Issue (i): whether the assessee was entitled to deduction under section 80IB(10) of the Income-tax Act, 1961 notwithstanding the absence of a completion certificate and the alleged deviation from the sanctioned plan, and whether it was a developer or only a contractor.
Analysis: The claim for deduction turned on whether the assessee had and built the housing project as a developer, and not as a mere contractor. The development agreement showed that the assessee undertook construction at its own cost, received 60% of the built-up area, and had control over the project, which distinguished it from a contractor. The absence of a completion certificate for the year under appeal was not treated as decisive, because the project had been approved before 1-4-2004 and the assessee was following the percentage completion method. The completion certificate requirement was read in a manner that would not frustrate the incentive provision, and the Board's clarification supported year-to-year deduction subject to later withdrawal if the project was not completed within the prescribed time. The objection based on deviation from the sanctioned number of flats did not displace the assessee's entitlement to deduction on the facts as found.

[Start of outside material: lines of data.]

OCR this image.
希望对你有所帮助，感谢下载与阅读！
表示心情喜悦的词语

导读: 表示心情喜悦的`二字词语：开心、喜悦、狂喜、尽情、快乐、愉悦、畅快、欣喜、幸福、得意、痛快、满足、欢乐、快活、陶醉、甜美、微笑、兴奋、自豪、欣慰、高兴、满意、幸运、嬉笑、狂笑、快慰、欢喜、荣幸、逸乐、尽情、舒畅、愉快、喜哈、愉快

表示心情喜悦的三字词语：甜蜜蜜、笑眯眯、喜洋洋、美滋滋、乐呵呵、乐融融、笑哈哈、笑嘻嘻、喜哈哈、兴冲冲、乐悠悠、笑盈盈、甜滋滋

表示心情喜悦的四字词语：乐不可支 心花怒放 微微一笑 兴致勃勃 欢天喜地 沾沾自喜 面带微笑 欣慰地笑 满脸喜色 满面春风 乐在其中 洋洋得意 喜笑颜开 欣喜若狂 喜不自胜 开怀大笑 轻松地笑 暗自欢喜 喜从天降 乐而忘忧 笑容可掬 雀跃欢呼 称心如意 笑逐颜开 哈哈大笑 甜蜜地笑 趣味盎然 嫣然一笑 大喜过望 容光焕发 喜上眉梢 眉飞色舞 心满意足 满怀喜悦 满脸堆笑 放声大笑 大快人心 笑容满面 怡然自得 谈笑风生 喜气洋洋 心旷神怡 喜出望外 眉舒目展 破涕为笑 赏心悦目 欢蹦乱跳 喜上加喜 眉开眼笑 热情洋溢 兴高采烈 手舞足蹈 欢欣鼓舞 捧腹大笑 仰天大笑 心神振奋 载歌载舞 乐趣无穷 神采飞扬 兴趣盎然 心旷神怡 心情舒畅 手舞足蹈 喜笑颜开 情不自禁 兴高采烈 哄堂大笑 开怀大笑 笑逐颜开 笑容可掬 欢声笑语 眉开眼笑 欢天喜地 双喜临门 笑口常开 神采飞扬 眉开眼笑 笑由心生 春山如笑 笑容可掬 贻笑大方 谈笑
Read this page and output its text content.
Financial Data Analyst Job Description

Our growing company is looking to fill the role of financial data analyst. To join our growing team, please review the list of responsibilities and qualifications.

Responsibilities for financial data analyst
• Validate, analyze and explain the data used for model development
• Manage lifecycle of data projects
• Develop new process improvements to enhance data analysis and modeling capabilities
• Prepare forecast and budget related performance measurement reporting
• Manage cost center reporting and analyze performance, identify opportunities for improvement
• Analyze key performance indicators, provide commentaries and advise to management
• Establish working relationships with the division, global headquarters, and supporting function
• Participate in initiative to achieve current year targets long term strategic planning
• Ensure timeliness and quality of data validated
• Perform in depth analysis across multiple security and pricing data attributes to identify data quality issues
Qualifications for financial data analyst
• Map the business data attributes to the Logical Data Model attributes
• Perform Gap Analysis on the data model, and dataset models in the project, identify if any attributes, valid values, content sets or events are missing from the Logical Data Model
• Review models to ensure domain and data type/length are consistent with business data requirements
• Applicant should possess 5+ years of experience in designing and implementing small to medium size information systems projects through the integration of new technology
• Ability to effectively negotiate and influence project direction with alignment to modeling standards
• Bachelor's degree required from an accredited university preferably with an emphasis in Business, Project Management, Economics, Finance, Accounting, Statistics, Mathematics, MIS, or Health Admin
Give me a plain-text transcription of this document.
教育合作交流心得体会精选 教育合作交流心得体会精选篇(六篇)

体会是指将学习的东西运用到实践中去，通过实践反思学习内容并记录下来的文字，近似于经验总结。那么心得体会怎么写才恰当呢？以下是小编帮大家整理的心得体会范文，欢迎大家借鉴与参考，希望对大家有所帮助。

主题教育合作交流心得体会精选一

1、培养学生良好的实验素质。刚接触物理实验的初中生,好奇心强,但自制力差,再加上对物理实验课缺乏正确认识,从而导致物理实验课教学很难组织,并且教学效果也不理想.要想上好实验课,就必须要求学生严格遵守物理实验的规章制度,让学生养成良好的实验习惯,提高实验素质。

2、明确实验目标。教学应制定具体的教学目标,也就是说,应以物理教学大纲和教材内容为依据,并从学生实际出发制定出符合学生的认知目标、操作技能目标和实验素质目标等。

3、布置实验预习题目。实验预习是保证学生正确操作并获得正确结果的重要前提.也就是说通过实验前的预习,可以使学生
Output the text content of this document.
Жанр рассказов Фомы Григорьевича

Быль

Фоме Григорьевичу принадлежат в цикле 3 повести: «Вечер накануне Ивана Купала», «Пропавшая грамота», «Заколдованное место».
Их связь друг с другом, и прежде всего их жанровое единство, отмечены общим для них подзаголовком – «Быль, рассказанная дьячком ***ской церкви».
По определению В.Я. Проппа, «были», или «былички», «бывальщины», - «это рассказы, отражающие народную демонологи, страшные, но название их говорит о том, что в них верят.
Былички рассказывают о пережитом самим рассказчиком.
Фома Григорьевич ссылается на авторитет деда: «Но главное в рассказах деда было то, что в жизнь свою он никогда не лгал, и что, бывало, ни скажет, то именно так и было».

Conclusion: The assessee was held entitled to deduction under section 80IB(10) on this issue.
Issue (ii): whether chit dividend, scrap sales and material discount credited as other income formed part of business income eligible for deduction under section 80IB(10).
Analysis: The character of the receipts depended on whether they were connected with the business of the eligible undertaking. Chit dividend, scrap sales and discount on materials were treated as business-linked receipts forming part of the profits of the undertaking, whereas rent from a vacant flat and interest on deposits were not considered to be derived from the housing project.
Conclusion: The issue was partly decided in favour of the assessee, with chit dividend, scrap sales and material discount held eligible, but rent and interest held ineligible.
Final Conclusion: The appeal succeeded in part, with the assessee obtaining deduction under section 80IB(10) and partial relief on the treatment of other income, while one ancillary issue was remitted for fresh adjudication.
Ratio Decidendi: For a housing project deduction, a developer following the percentage completion method cannot be denied relief merely because the completion certificate is obtained at project completion, and receipts integrally connected with the business of the eligible undertaking may form part of eligible profits.